In una recente sentenza (n. 47/2025), il Tribunale di Salerno si è espresso sul diritto di accesso ai dati personali, offrendo un’interpretazione che richiama l’equilibrio tra tutela della riservatezza e corretto esercizio dei diritti dell’interessato. Il caso riguardava la richiesta, da parte dell’avvocato di un utente, della copia del contratto di utenza telefonica, richiesta respinta dalla compagnia per assenza di delega scritta.
Il giudice di secondo grado ha dato ragione all’azienda, ritenendo legittimo il rifiuto alla luce del Codice privacy nella versione antecedente al GDPR, evidenziando l’obbligo di verifica della legittimazione di chi richiede l’accesso a dati riservati. L’art. 9 del vecchio Codice, sebbene oggi abrogato, fissava regole precise su deleghe, autenticazioni e modalità di verifica dell’identità.

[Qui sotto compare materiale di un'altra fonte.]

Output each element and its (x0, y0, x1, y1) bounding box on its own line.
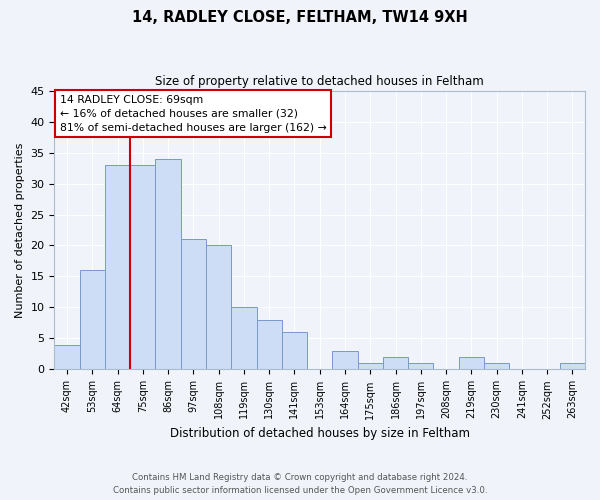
X-axis label: Distribution of detached houses by size in Feltham: Distribution of detached houses by size … (170, 427, 470, 440)
Bar (282, 332, 307, 370)
Title: Size of property relative to detached houses in Feltham: Size of property relative to detached ho… (155, 75, 484, 88)
Bar (560, 363, 585, 370)
Bar (231, 308, 257, 370)
Bar (332, 351, 358, 370)
Bar (358, 363, 383, 370)
Bar (181, 240, 206, 370)
Bar (155, 158, 181, 370)
Bar (383, 357, 408, 370)
Bar (206, 246, 231, 370)
Bar (130, 165, 155, 370)
Bar (257, 320, 282, 370)
Bar (80, 270, 105, 370)
Bar (408, 363, 433, 370)
Bar (105, 165, 130, 370)
Y-axis label: Number of detached properties: Number of detached properties (15, 142, 25, 318)
Text: Contains HM Land Registry data © Crown copyright and database right 2024.
Contai: Contains HM Land Registry data © Crown c… (113, 474, 487, 495)
Bar (484, 363, 509, 370)
Bar (55, 344, 80, 370)
Text: 14, RADLEY CLOSE, FELTHAM, TW14 9XH: 14, RADLEY CLOSE, FELTHAM, TW14 9XH (132, 10, 468, 25)
Text: 14 RADLEY CLOSE: 69sqm
← 16% of detached houses are smaller (32)
81% of semi-det: 14 RADLEY CLOSE: 69sqm ← 16% of detached… (60, 94, 326, 132)
Bar (458, 357, 484, 370)
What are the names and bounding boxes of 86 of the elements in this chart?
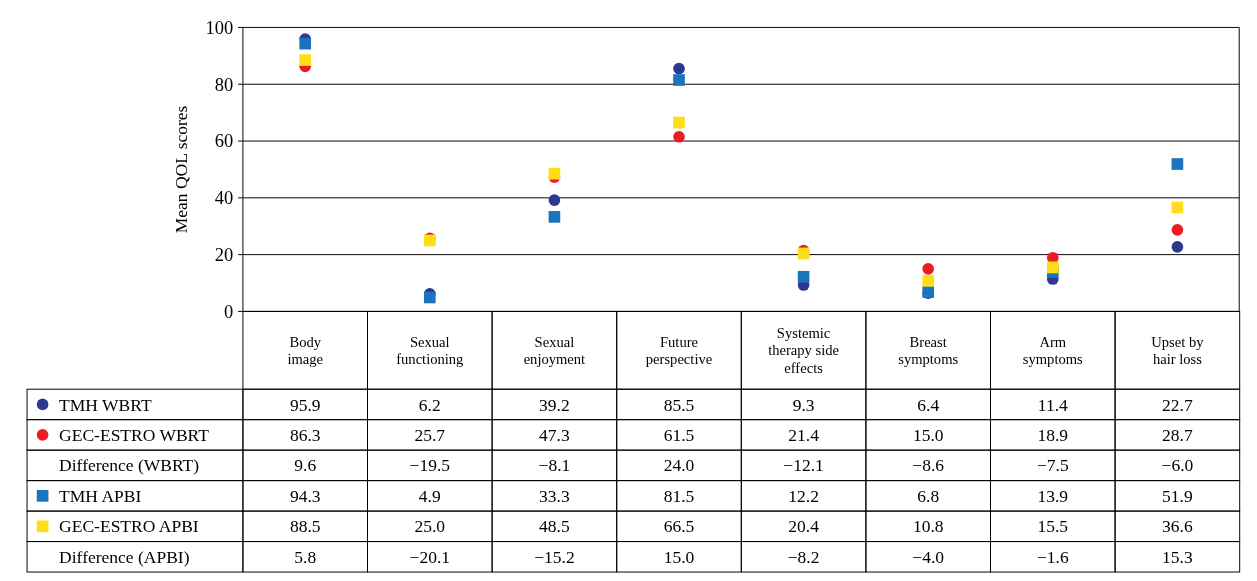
data-label: 66.5 [663,516,695,537]
x-tick-label: Upset by hair loss [1151,333,1205,368]
x-tick-label: Arm symptoms [1022,333,1084,368]
point [299,37,312,50]
x-tick-label: Sexual enjoyment [523,333,586,368]
data-label: 81.5 [663,485,695,506]
x-tick-label: Sexual functioning [396,333,465,368]
data-label: 15.0 [912,425,944,446]
point [1171,241,1184,253]
point [548,194,561,206]
y-tick-label: 0 [223,301,234,322]
y-tick-label: 80 [214,74,234,95]
data-label: 94.3 [289,485,321,506]
data-label: 9.3 [792,394,815,415]
text: −8.6 [912,455,945,476]
y-tick-label: 20 [214,245,234,266]
text: Difference (APBI) [59,546,190,567]
x-tick-label: Breast symptoms [898,333,959,368]
data-label: 85.5 [663,394,695,415]
data-label: 36.6 [1162,516,1193,537]
y-axis-title: Mean QOL scores [170,105,191,234]
y-tick-label: 60 [214,131,234,152]
point [673,62,685,75]
legend-label: GEC-ESTRO WBRT [59,425,210,446]
data-label: 6.2 [418,394,441,415]
text: −1.6 [1036,546,1069,567]
data-label: 21.4 [788,425,820,446]
data-label: 95.9 [289,394,321,415]
data-label: 86.3 [289,425,321,446]
text: −20.1 [409,546,451,567]
point [423,291,436,304]
point [673,116,685,129]
text: −4.0 [912,546,945,567]
data-label: 6.4 [917,394,940,415]
data-label: 18.9 [1037,425,1069,446]
data-label: 47.3 [539,425,570,446]
data-label: 20.4 [788,516,820,537]
data-label: 61.5 [663,425,695,446]
data-label: 22.7 [1162,394,1193,415]
legend-label: TMH WBRT [59,394,152,415]
text: −8.1 [538,455,571,476]
text: 15.3 [1162,546,1193,567]
data-label: 13.9 [1037,485,1069,506]
data-label: 33.3 [539,485,570,506]
text: −7.5 [1036,455,1069,476]
x-tick-label: Systemic therapy side effects [768,324,840,376]
data-label: 28.7 [1162,425,1193,446]
x-tick-label: Future perspective [645,333,713,368]
data-label: 51.9 [1162,485,1193,506]
data-label: 11.4 [1037,394,1069,415]
data-label: 88.5 [289,516,321,537]
x-tick-label: Body image [287,333,324,368]
text: 15.0 [663,546,695,567]
data-label: 25.7 [414,425,446,446]
point [673,74,685,86]
y-tick-label: 40 [214,188,234,209]
text: 9.6 [294,455,317,476]
text: −6.0 [1161,455,1194,476]
data-label: 39.2 [539,394,570,415]
text: −8.2 [787,546,820,567]
data-label: 4.9 [418,485,441,506]
text: 5.8 [294,546,317,567]
legend-label: GEC-ESTRO APBI [59,516,199,537]
point [299,54,312,66]
data-label: 48.5 [539,516,570,537]
text: −12.1 [783,455,824,476]
point [922,274,935,287]
point [1046,261,1059,274]
text: Difference (WBRT) [59,455,200,476]
data-label: 15.5 [1037,516,1069,537]
point [922,262,935,275]
data-label: 25.0 [414,516,446,537]
point [1171,158,1184,170]
point [797,270,810,283]
text: −19.5 [409,455,451,476]
data-label: 6.8 [917,485,940,506]
legend-label: TMH APBI [59,485,142,506]
data-label: 12.2 [788,485,819,506]
point [548,211,561,223]
point [548,167,561,180]
point [1171,224,1184,236]
y-tick-label: 100 [205,17,234,38]
point [673,130,685,143]
text: 24.0 [663,455,695,476]
data-label: 10.8 [912,516,944,537]
text: −15.2 [534,546,575,567]
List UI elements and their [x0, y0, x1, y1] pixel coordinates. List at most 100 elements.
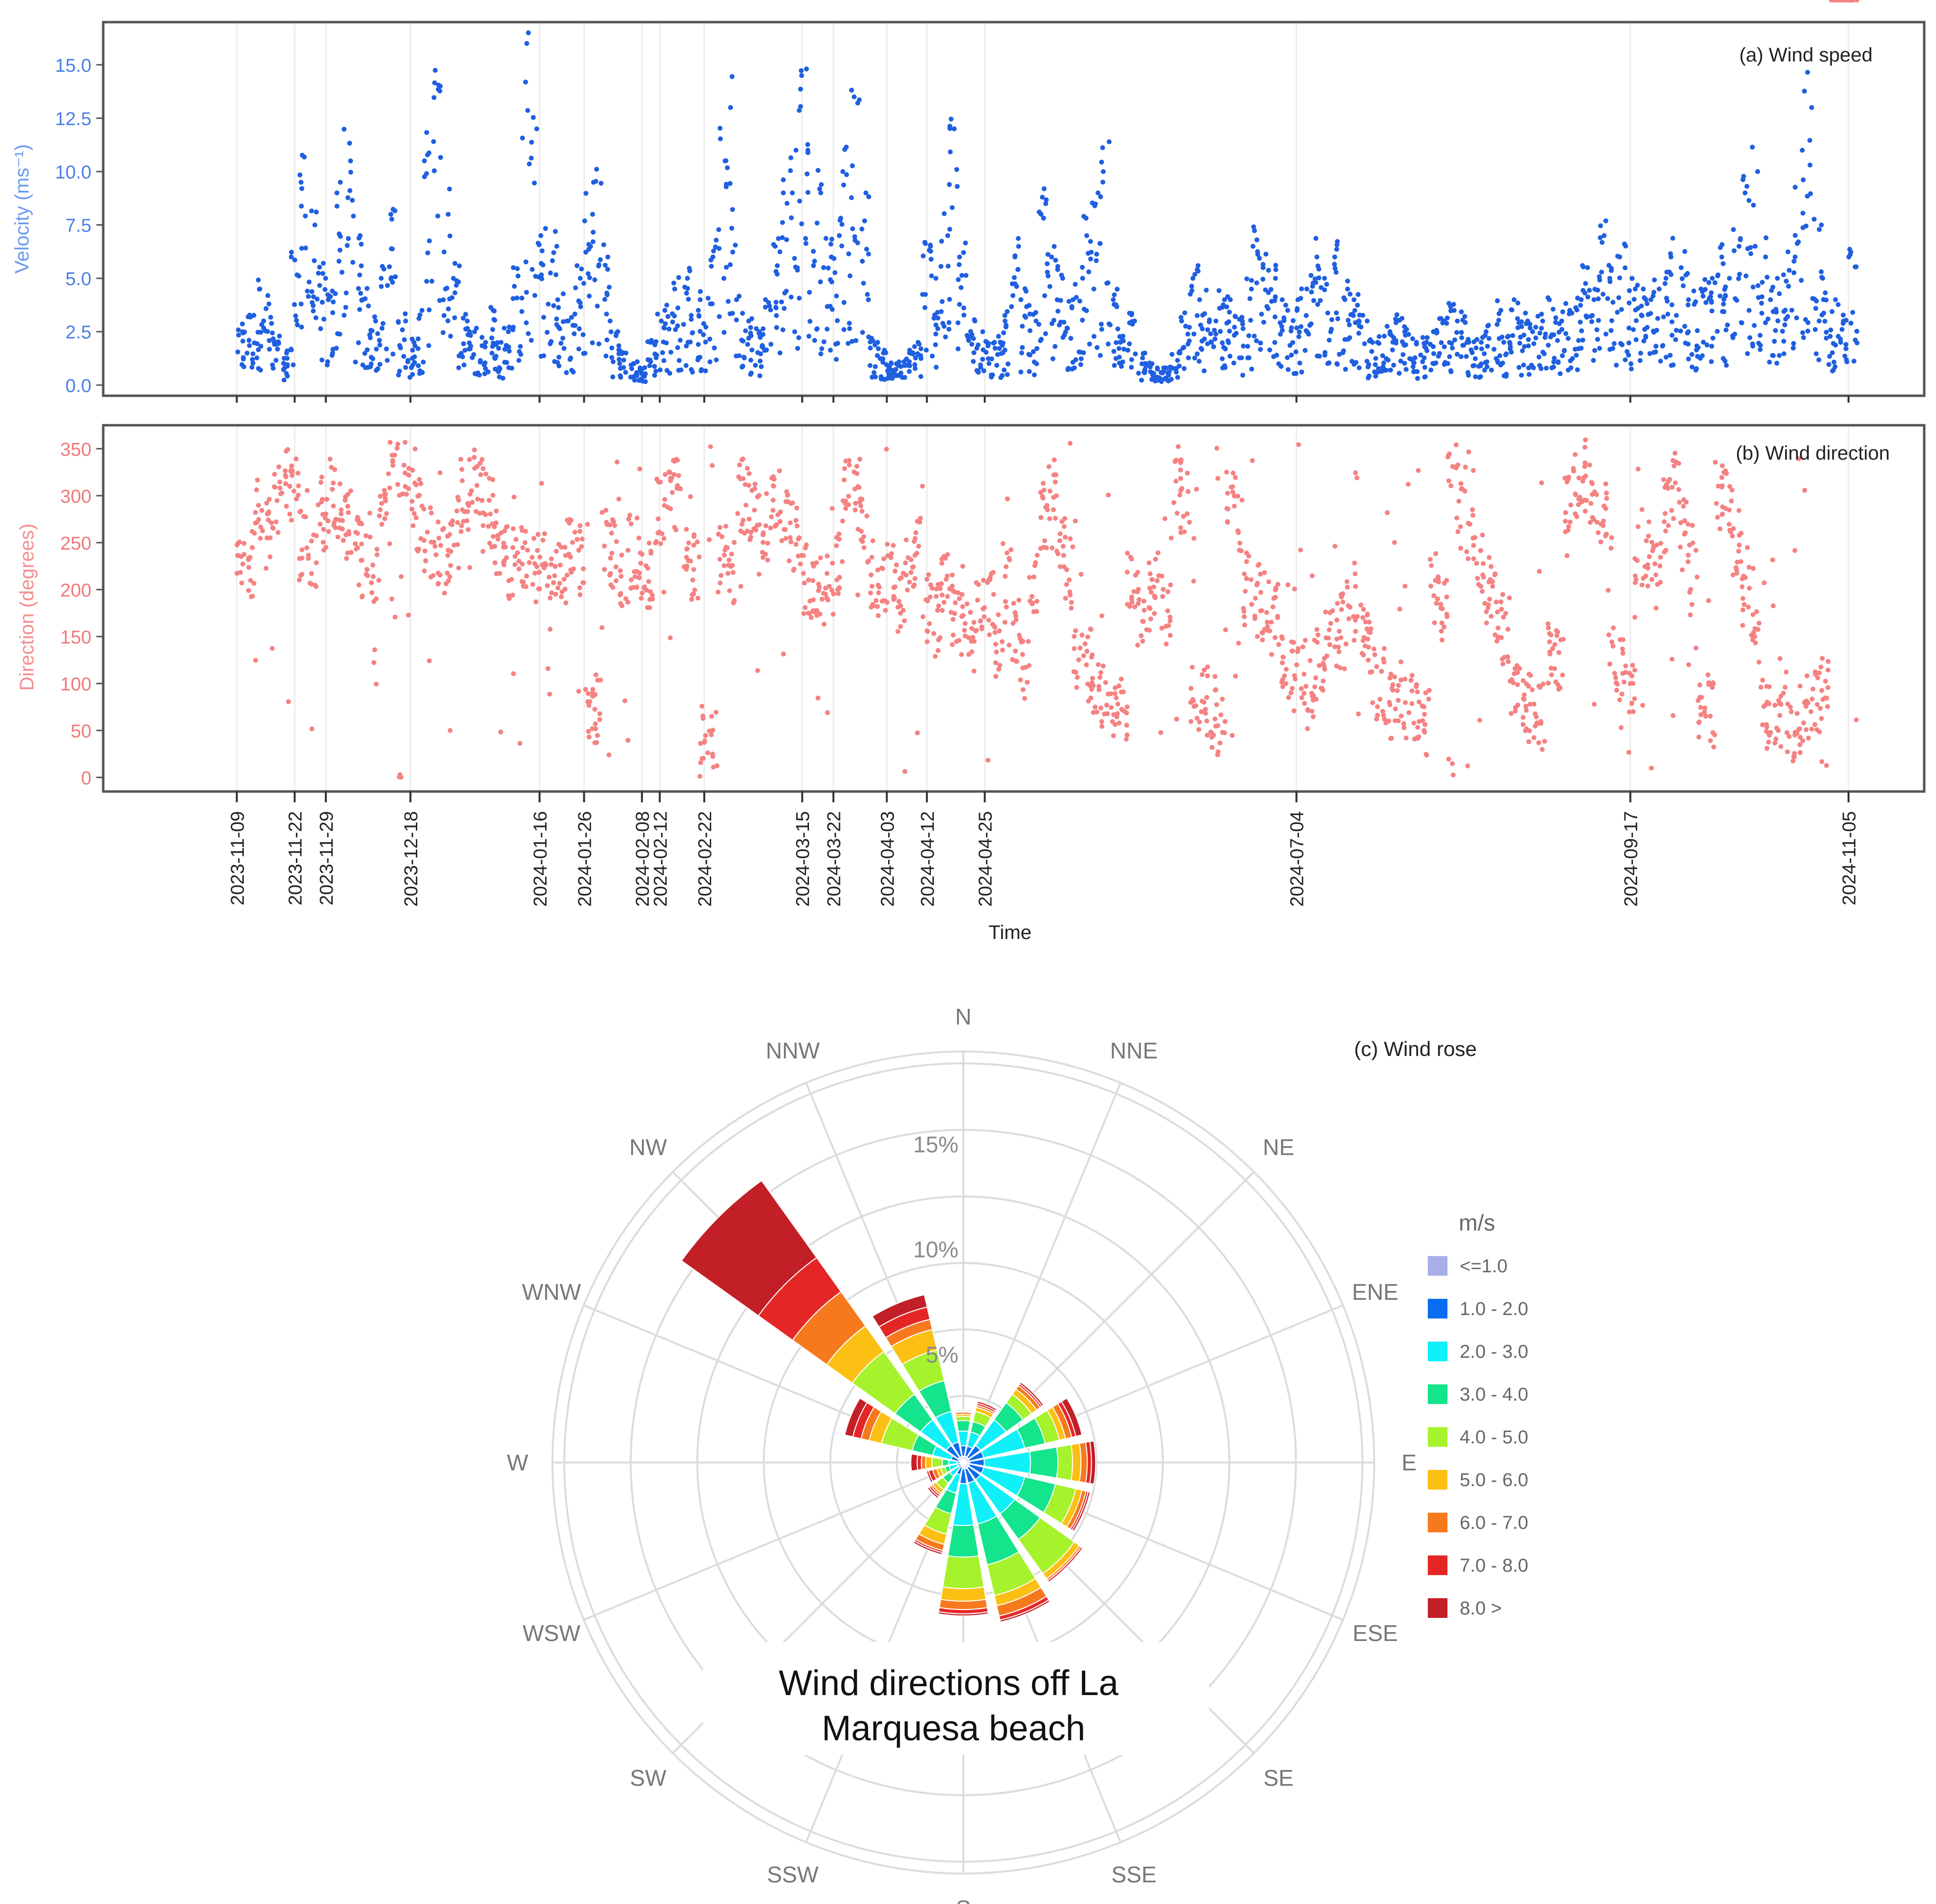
wind-speed-point [749, 347, 754, 352]
wind-speed-point [432, 80, 437, 86]
wind-speed-point [946, 320, 952, 325]
wind-direction-point [686, 558, 691, 563]
wind-direction-point [597, 711, 603, 716]
wind-speed-point [1483, 329, 1489, 334]
wind-speed-point [506, 329, 511, 334]
wind-speed-point [1107, 322, 1113, 327]
wind-speed-point [263, 306, 269, 311]
wind-direction-point [763, 523, 769, 528]
wind-direction-point [367, 534, 373, 540]
wind-speed-point [1175, 375, 1181, 380]
wind-speed-point [1099, 326, 1104, 332]
wind-speed-point [955, 320, 961, 325]
wind-speed-point [1826, 362, 1831, 367]
wind-direction-point [1734, 559, 1740, 565]
wind-direction-point [1026, 663, 1032, 668]
wind-speed-point [241, 355, 246, 360]
wind-direction-point [403, 470, 408, 476]
legend-label: 8.0 > [1460, 1598, 1502, 1619]
wind-speed-point [718, 136, 723, 142]
wind-direction-point [1210, 745, 1215, 750]
wind-direction-point [382, 488, 387, 493]
wind-direction-point [1062, 524, 1067, 529]
wind-speed-point [305, 289, 310, 294]
wind-direction-point [1185, 489, 1191, 494]
wind-direction-point [521, 580, 526, 585]
wind-speed-point [1261, 320, 1267, 325]
wind-speed-point [1197, 297, 1202, 302]
wind-speed-point [983, 350, 989, 355]
wind-speed-point [1000, 340, 1006, 346]
wind-speed-point [1279, 328, 1285, 333]
wind-speed-point [1240, 322, 1245, 327]
wind-direction-point [523, 584, 529, 589]
wind-speed-point [1800, 210, 1806, 216]
wind-direction-point [1291, 708, 1297, 713]
wind-speed-point [1851, 358, 1857, 364]
wind-speed-point [1781, 351, 1787, 356]
wind-direction-point [1676, 487, 1681, 492]
wind-direction-point [1803, 727, 1809, 732]
wind-direction-point [1235, 494, 1241, 499]
wind-speed-point [1430, 361, 1436, 366]
wind-speed-point [317, 264, 322, 270]
wind-speed-point [1723, 327, 1729, 333]
wind-speed-point [992, 340, 997, 345]
wind-direction-point [1230, 470, 1236, 476]
wind-speed-point [1347, 292, 1353, 297]
wind-speed-point [491, 308, 497, 314]
wind-speed-point [1190, 276, 1196, 281]
wind-direction-point [883, 608, 888, 613]
wind-direction-point [548, 627, 553, 632]
wind-direction-point [994, 649, 999, 655]
wind-direction-point [548, 595, 553, 601]
wind-direction-point [547, 692, 552, 697]
wind-direction-point [274, 498, 280, 503]
wind-direction-point [1104, 703, 1109, 708]
wind-direction-point [1383, 720, 1388, 726]
wind-speed-point [617, 361, 622, 366]
wind-speed-point [415, 336, 421, 342]
wind-direction-point [585, 522, 590, 527]
wind-direction-point [1099, 613, 1104, 618]
wind-speed-point [1461, 343, 1466, 348]
wind-direction-point [359, 521, 364, 527]
wind-direction-point [1214, 445, 1219, 451]
wind-direction-point [1390, 682, 1395, 687]
wind-speed-point [1351, 313, 1356, 318]
wind-speed-point [780, 327, 785, 332]
wind-speed-point [1660, 343, 1665, 349]
wind-rose-bar-segment [1070, 1442, 1082, 1483]
wind-speed-point [483, 340, 488, 345]
wind-speed-point [1500, 334, 1505, 340]
wind-direction-point [399, 574, 404, 579]
wind-speed-point [1015, 236, 1021, 241]
wind-direction-point [345, 503, 350, 509]
wind-direction-point [1606, 587, 1611, 593]
wind-speed-point [1541, 351, 1547, 356]
wind-direction-point [802, 580, 807, 586]
wind-speed-point [1548, 334, 1553, 340]
time-axis-label: Time [988, 922, 1031, 943]
wind-speed-point [1614, 362, 1619, 368]
wind-speed-point [438, 155, 443, 160]
wind-speed-point [1180, 346, 1185, 351]
wind-speed-point [1708, 294, 1713, 299]
wind-speed-point [1591, 297, 1597, 302]
wind-speed-point [367, 332, 373, 337]
wind-direction-point [487, 540, 492, 546]
wind-direction-point [1392, 540, 1397, 545]
wind-speed-point [707, 336, 713, 342]
wind-speed-point [863, 190, 868, 196]
wind-direction-point [778, 519, 783, 524]
wind-speed-point [1654, 327, 1659, 333]
wind-speed-point [523, 79, 528, 85]
wind-speed-point [756, 330, 762, 336]
wind-speed-point [954, 184, 960, 189]
wind-direction-point [1739, 584, 1745, 589]
wind-direction-point [606, 752, 611, 758]
wind-speed-point [662, 308, 667, 313]
wind-speed-point [1011, 275, 1017, 280]
wind-speed-point [1607, 279, 1613, 284]
wind-speed-point [539, 276, 545, 282]
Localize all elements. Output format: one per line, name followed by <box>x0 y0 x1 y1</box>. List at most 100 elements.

Con l’entrata in vigore del Regolamento (UE) 2016/679, tali prescrizioni puntuali hanno lasciato spazio a un sistema fondato sul principio di accountability, che affida al titolare del trattamento il compito di definire in autonomia – ma con responsabilità – le modalità per garantire l’esercizio dei diritti, inclusa la verifica dell’identità dell’interessato.
Lo European Data Protection Board (EDPB), nelle sue Linee guida 1/2022 e nell’indagine 2024 sull’attuazione del diritto di accesso, ha evidenziato come uno degli ostacoli principali all’effettività del diritto sia rappresentato da richieste eccessive in termini di documentazione o da procedure non codificate. La raccomandazione è chiara: evitare formalismi sproporzionati e adottare policy interne trasparenti e documentate per assicurare risposte tempestive e legittime.
La questione centrale, oggi, non è solo garantire la sicurezza dei dati, ma anche rendere accessibile e concreto un diritto fondamentale riconosciuto dall’art. 8 della Carta dei diritti dell’Unione europea. Tra sicurezza e semplificazione, si gioca una delle partite più delicate della protezione dei dati personali nel contesto digitale contemporaneo.